I found myself virtually praying: “One more shot!”

Then, when he hit it, I flinched and thought it was too neat, too clean, too completely perfect. I’d seen so many golfers roll over the backside of that green; and I knew how those players struggled to get the next shot close.

Watson’s recovery attempt put the ball 12 feet or so past the cup. To win, he had to knock in a putt. It is, however, precisely this putt, of this distance and under this kind of pressure, that is his Achilles Heel. He didn’t just hit the putt poorly, but his stroke was astonishingly bad and embarrassingly jittery. It was the dreaded enemy of all golfers past their prime – the short putt.
Stewart Cink and Watson finished in a tie. They would go to a four hole playoff. I stood up in my silent living room and looked at the TV set. Only my dog heard me speak.

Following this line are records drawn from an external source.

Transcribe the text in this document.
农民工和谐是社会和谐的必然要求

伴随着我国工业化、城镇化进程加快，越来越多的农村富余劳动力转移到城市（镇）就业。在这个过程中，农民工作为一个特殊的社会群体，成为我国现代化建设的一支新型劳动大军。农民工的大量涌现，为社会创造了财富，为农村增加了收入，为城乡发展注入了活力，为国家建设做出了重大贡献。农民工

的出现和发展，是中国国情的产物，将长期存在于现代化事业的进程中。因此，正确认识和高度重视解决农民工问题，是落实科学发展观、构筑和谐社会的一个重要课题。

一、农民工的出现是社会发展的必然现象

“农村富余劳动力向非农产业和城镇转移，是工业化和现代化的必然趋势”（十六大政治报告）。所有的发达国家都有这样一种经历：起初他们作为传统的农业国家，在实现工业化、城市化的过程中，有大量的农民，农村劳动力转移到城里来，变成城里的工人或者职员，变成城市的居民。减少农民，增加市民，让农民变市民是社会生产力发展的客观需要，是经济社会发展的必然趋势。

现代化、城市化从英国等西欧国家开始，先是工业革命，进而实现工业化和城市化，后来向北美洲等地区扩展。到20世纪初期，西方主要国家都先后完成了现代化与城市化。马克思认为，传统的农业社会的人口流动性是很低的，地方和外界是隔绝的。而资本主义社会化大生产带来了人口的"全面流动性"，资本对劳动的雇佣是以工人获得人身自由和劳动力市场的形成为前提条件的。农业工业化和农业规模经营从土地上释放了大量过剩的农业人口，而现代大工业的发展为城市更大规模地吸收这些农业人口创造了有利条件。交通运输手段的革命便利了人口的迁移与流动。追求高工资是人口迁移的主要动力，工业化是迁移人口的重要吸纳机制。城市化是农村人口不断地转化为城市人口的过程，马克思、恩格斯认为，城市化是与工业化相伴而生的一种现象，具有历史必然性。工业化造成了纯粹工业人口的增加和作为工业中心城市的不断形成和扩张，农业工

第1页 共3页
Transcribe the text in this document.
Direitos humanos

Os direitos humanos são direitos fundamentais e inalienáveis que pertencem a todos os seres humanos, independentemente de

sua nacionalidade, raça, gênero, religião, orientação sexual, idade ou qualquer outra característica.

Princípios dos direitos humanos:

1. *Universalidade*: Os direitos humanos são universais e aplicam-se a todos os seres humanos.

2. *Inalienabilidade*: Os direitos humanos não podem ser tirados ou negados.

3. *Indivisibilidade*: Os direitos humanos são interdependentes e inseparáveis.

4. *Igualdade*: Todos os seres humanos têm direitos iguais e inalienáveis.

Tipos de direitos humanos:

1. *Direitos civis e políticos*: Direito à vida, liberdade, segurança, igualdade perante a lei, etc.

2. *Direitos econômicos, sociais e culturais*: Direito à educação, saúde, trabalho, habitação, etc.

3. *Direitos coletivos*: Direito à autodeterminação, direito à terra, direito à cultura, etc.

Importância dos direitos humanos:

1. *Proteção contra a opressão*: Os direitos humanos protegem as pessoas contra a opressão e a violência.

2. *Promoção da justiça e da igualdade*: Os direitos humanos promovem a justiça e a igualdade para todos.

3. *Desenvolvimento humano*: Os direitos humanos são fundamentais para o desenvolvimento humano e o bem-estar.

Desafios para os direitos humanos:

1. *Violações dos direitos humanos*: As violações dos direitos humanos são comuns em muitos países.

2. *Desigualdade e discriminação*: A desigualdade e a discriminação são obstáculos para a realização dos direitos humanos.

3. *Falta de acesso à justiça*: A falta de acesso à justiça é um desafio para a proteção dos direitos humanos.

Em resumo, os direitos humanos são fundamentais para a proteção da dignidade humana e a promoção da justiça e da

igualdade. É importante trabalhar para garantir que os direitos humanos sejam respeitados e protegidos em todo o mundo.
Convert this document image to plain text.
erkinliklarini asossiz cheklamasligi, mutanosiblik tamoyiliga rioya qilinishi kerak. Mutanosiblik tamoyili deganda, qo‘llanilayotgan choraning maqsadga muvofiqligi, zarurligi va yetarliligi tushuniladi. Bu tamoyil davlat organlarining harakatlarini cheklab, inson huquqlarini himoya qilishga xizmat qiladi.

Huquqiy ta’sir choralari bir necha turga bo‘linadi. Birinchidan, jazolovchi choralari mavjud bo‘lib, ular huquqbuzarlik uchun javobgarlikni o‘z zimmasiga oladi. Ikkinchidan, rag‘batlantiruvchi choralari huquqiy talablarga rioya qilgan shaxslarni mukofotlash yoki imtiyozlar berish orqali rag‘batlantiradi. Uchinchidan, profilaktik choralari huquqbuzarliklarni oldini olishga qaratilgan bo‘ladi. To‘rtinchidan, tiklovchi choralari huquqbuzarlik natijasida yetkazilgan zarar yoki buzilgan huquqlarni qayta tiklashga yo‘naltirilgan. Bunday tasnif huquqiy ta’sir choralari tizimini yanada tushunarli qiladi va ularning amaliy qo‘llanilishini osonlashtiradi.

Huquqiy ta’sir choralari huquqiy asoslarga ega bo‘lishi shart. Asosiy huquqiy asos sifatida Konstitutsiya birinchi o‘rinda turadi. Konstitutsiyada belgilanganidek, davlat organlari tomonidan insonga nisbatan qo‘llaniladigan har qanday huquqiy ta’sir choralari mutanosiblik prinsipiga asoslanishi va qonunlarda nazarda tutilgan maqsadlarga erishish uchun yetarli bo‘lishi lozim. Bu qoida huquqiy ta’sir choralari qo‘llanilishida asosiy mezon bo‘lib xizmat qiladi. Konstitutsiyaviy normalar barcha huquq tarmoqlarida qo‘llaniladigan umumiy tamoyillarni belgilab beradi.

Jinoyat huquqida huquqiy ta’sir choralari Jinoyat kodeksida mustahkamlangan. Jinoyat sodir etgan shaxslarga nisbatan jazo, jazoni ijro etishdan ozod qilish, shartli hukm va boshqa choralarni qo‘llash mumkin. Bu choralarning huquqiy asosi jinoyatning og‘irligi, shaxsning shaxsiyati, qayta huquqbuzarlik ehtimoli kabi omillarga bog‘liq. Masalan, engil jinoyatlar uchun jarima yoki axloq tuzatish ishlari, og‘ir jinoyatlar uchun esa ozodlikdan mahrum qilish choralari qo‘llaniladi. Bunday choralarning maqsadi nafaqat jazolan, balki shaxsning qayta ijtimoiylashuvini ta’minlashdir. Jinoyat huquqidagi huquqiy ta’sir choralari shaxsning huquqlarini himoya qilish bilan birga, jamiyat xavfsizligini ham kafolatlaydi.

“Turn out the lights! The party’s over!”

Tom Watson looked like a character out of a Greek tragedy. He was exhausted and staggering. Life had seeped out of him. He was beaten – completely defeated. He had waged a spectacular war against reality – against human impossibilities – and he had nearly won. If only the golf gods had thrown a gust of wind against that perfectly hit nine iron and knocked it down a few feet short of where it actually landed.

There is no finer gentleman in the game of golf than Tom Watson and he took defeat with nobleness and dignity. His joy for Stewart Cink was genuine. Watson had won the Open Championship 5 times in his prime years and he knew what Cink was feeling.

Watson’s greatest victory in golf came in the Open Championship of 1979 in a tough game against Jack Nicklaus on the very golfing grounds on which he lost yesterday. The encounter would forever after be known as the Dual in the Sun. It was a tough battle against a superb golfer under a bright, hot sun on that last day. Ironically, Watson would win it by knocking in a short putt on the final hole – the same putting surface on which, yesterday, he could not make the putt.

This year, however, Watson was battling only against himself and his own aged and frayed nerves and his own weary body. Unfortunately, he lost.

Millions of people must have been glued to their TVs as I was. They must have felt that same emptiness of heart and sorrowfulness of spirit that I felt. I have never before felt such deep grief for a defeated athlete as I felt yesterday for Tom Watson.